Tidak seperti dia yang biasa. Hongaria mengalihkan wajahnya. Ditatapnya alur kayu pada meja dihadapannya. Mulutnya terbuka dan menutup, seperti otaknya tidak menemukan kata-kata yang tepat untuk dikeluarkan. Akhirnya digigitnya bibir itu.
Prusia bukan jenis pria sabar. Jelas. Dibantingnya kertas itu bersama tangannya dimeja yang ditatap Hongaria. Membuat si wanita berjengit dan si meja menimbulkan derit. Diraihnya pundak wanita itu, membuatnya saling menatap.
“Jawab aku.” Sudah bukan kalimat tanya. Ada nada perintah disitu.
Hongaria sadar itu. Tenggorokannya kering dan matanya lebih memilih melirik kesamping saat dia berusaha menjawab, “Apa lagi yang bisa kujelaskan? Bukannya telegram di kertas itu sudah menjelaskan semuanya?”
Prusia sadar tangannya mencengkram pundak Hongaria lebih kencang.
“Kenapa?” Ada sedikit getar disuaranya. “Kenapa!
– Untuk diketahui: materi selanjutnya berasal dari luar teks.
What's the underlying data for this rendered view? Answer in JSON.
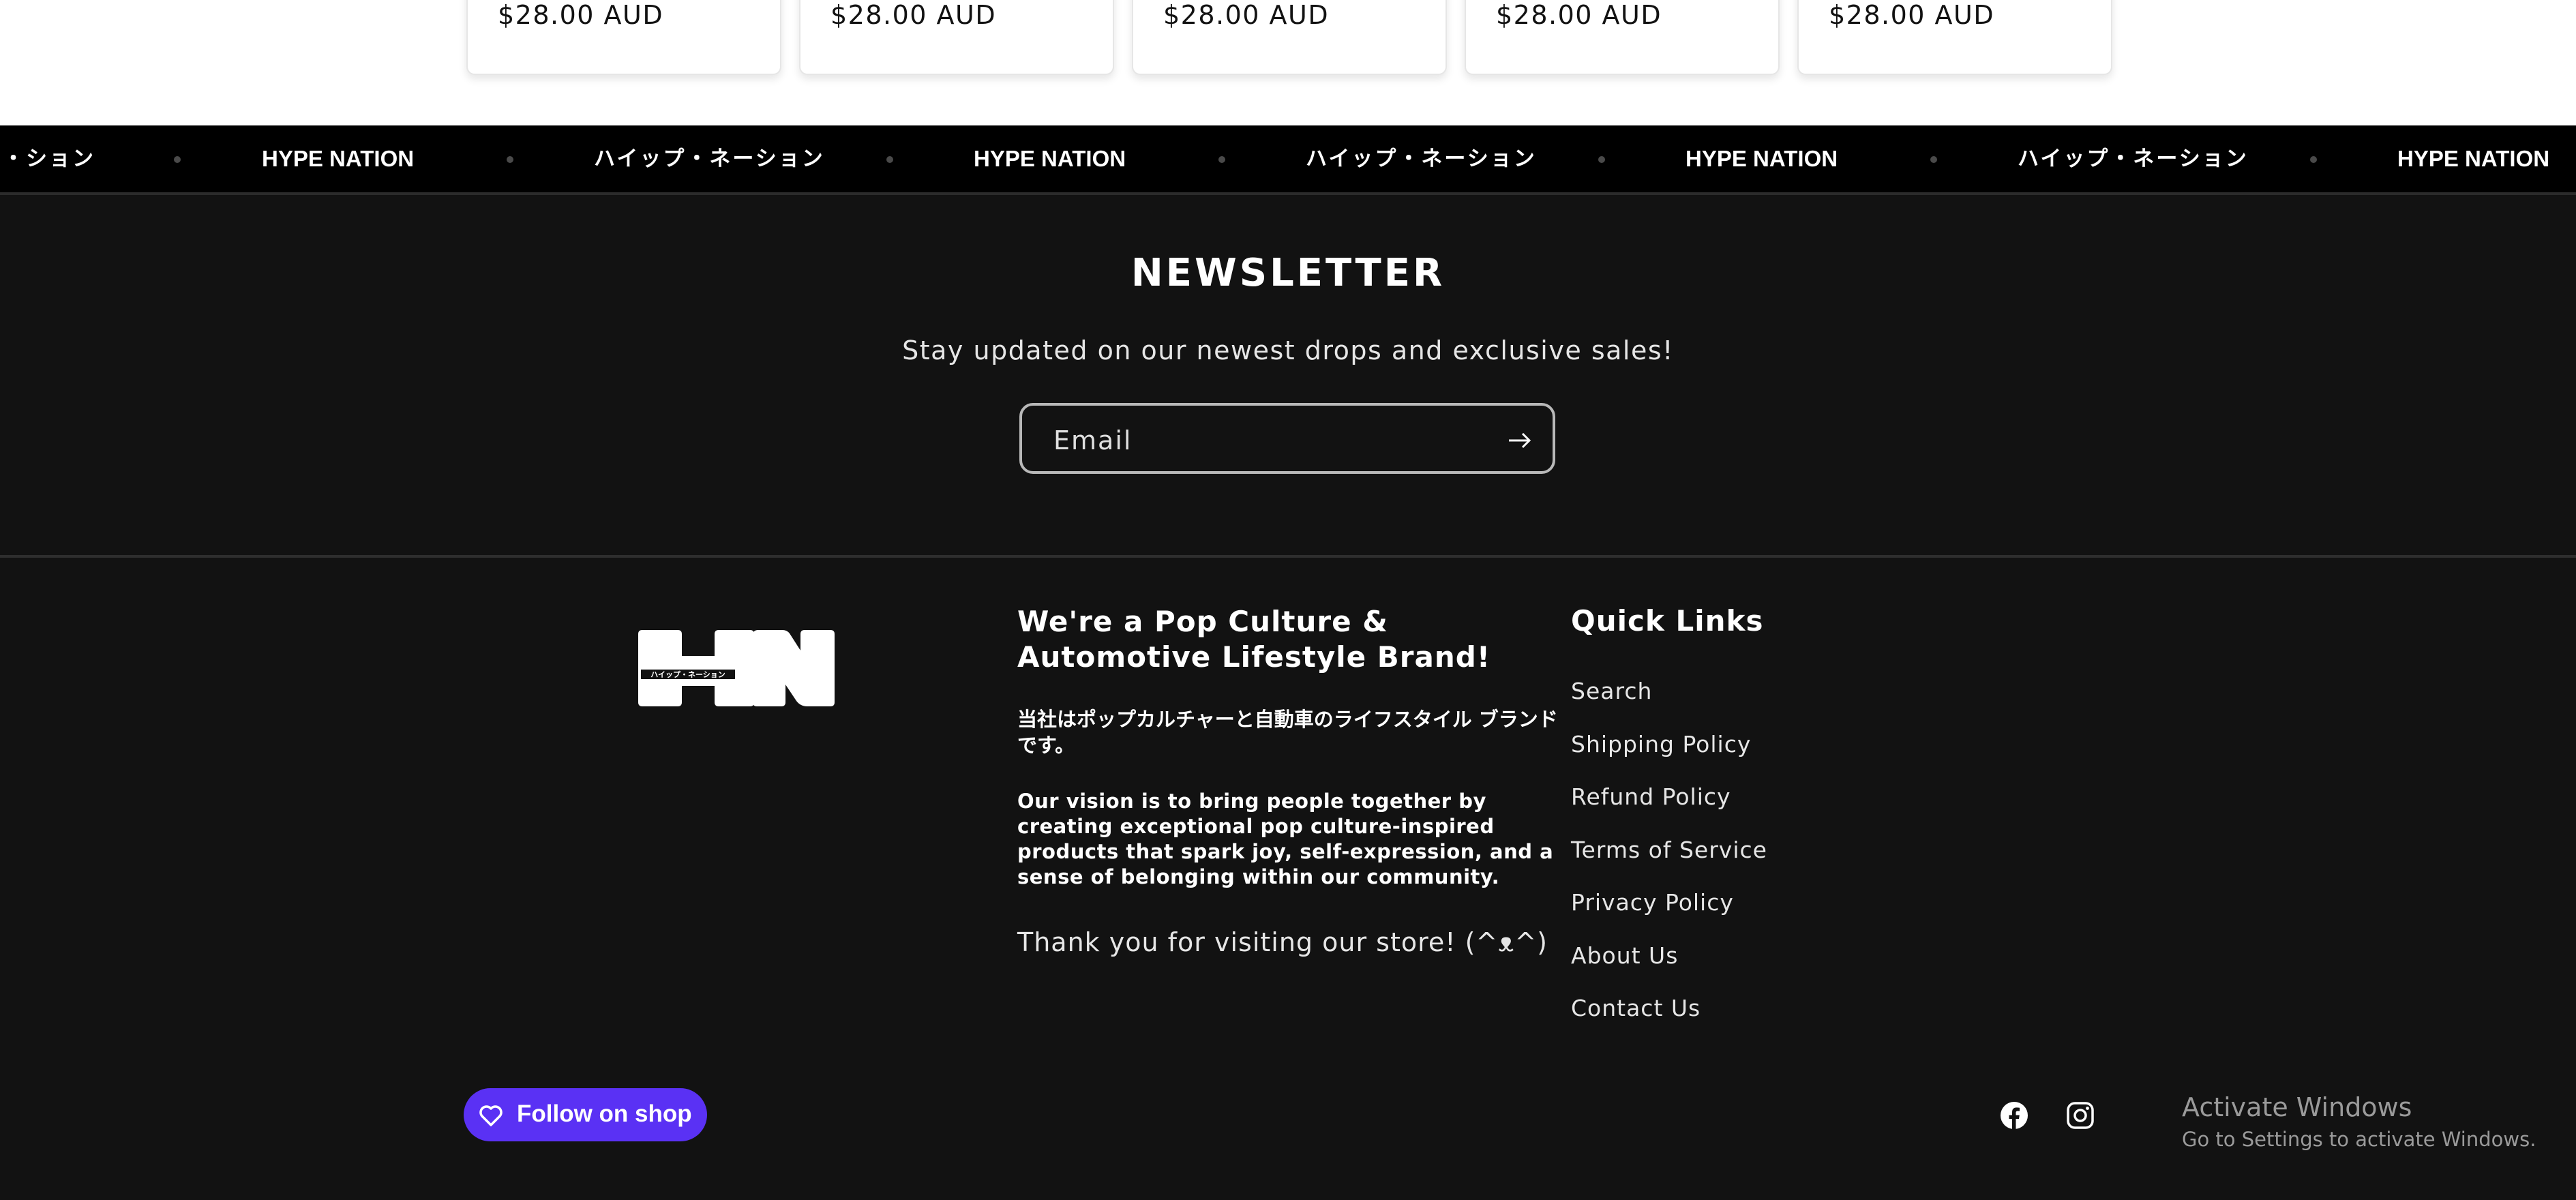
{
  "product_cards": [
    {
      "price": "$28.00 AUD"
    },
    {
      "price": "$28.00 AUD"
    },
    {
      "price": "$28.00 AUD"
    },
    {
      "price": "$28.00 AUD"
    },
    {
      "price": "$28.00 AUD"
    }
  ],
  "marquee": {
    "items": [
      "・ション",
      "HYPE NATION",
      "ハイップ・ネーション",
      "HYPE NATION",
      "ハイップ・ネーション",
      "HYPE NATION",
      "ハイップ・ネーション",
      "HYPE NATION"
    ]
  },
  "newsletter": {
    "title": "NEWSLETTER",
    "subtitle": "Stay updated on our newest drops and exclusive sales!",
    "email_placeholder": "Email",
    "submit_icon": "arrow-right-icon"
  },
  "footer": {
    "logo_text": "HN",
    "logo_subtext": "ハイップ・ネーション",
    "about_heading": "We're a Pop Culture & Automotive Lifestyle Brand!",
    "about_jp": "当社はポップカルチャーと自動車のライフスタイル ブランドです。",
    "about_vision": "Our vision is to bring people together by creating exceptional pop culture-inspired products that spark joy, self-expression, and a sense of belonging within our community.",
    "thanks": "Thank you for visiting our store! (^ᴥ^)",
    "quick_links_heading": "Quick Links",
    "quick_links": [
      "Search",
      "Shipping Policy",
      "Refund Policy",
      "Terms of Service",
      "Privacy Policy",
      "About Us",
      "Contact Us"
    ],
    "follow_button": "Follow on shop",
    "follow_icon": "heart-icon",
    "socials": [
      "facebook-icon",
      "instagram-icon"
    ]
  },
  "windows_watermark": {
    "title": "Activate Windows",
    "subtitle": "Go to Settings to activate Windows."
  },
  "colors": {
    "background": "#121212",
    "marquee_bg": "#000000",
    "shop_purple": "#5a31f4"
  }
}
HONGARIA!” Itu dia. Dia sudah tak bisa menahannya lagi.
Hongaria menggigit bibir dan masih berpaling.
“Tatap aku, dan jawab! Kenapa.. Ungarn..” Dua kata terakhir tak setegas yang ia mau, karena terdengar seperti rintihan saat ia akhirnya menundukkan kepala. Membuatnya tidak menyadari perubahan Hongaria yang juga sudah sampai di titiknya.
“Kenapa? Kau tanya kenapa? Harusnya kau lebih mengerti KENAPA!..
..Harusnya kau mengerti keadaanku!..
..Tapi apa yang kau, adikmu, dan pimpinanmu itu lakukan!..
..Tapi apa yang bisa kulakukan selain menuruti semua perintah kalian?..
..Ya, semuanya. Tak terkecuali.”
Kemudian yang ada hening. Cengkeraman tangan Prusia sudah terlepas di kalimat kedua yang terlontar dari mulut Hongaria. Keduanya sama-sama tak ingin bertemu mata. Si pria menatap peta di dinding sebelahnya dan si wanita kembali pada meja di hadapannya.
“Lalu kau mau apa?”
Kalimat sederhana itu membuat Prusia menengadah menatap Hongaria yang juga menatapnya. Dingin ekspresinya. Tak ada Hongaria si dewi musim semi, tak ada Hongaria si ceria, yang ada di hadapannya hanya Hongaria si pengkhianat. Prusia itu cerdas. Karenanya, dia sadar itu semua dari awal.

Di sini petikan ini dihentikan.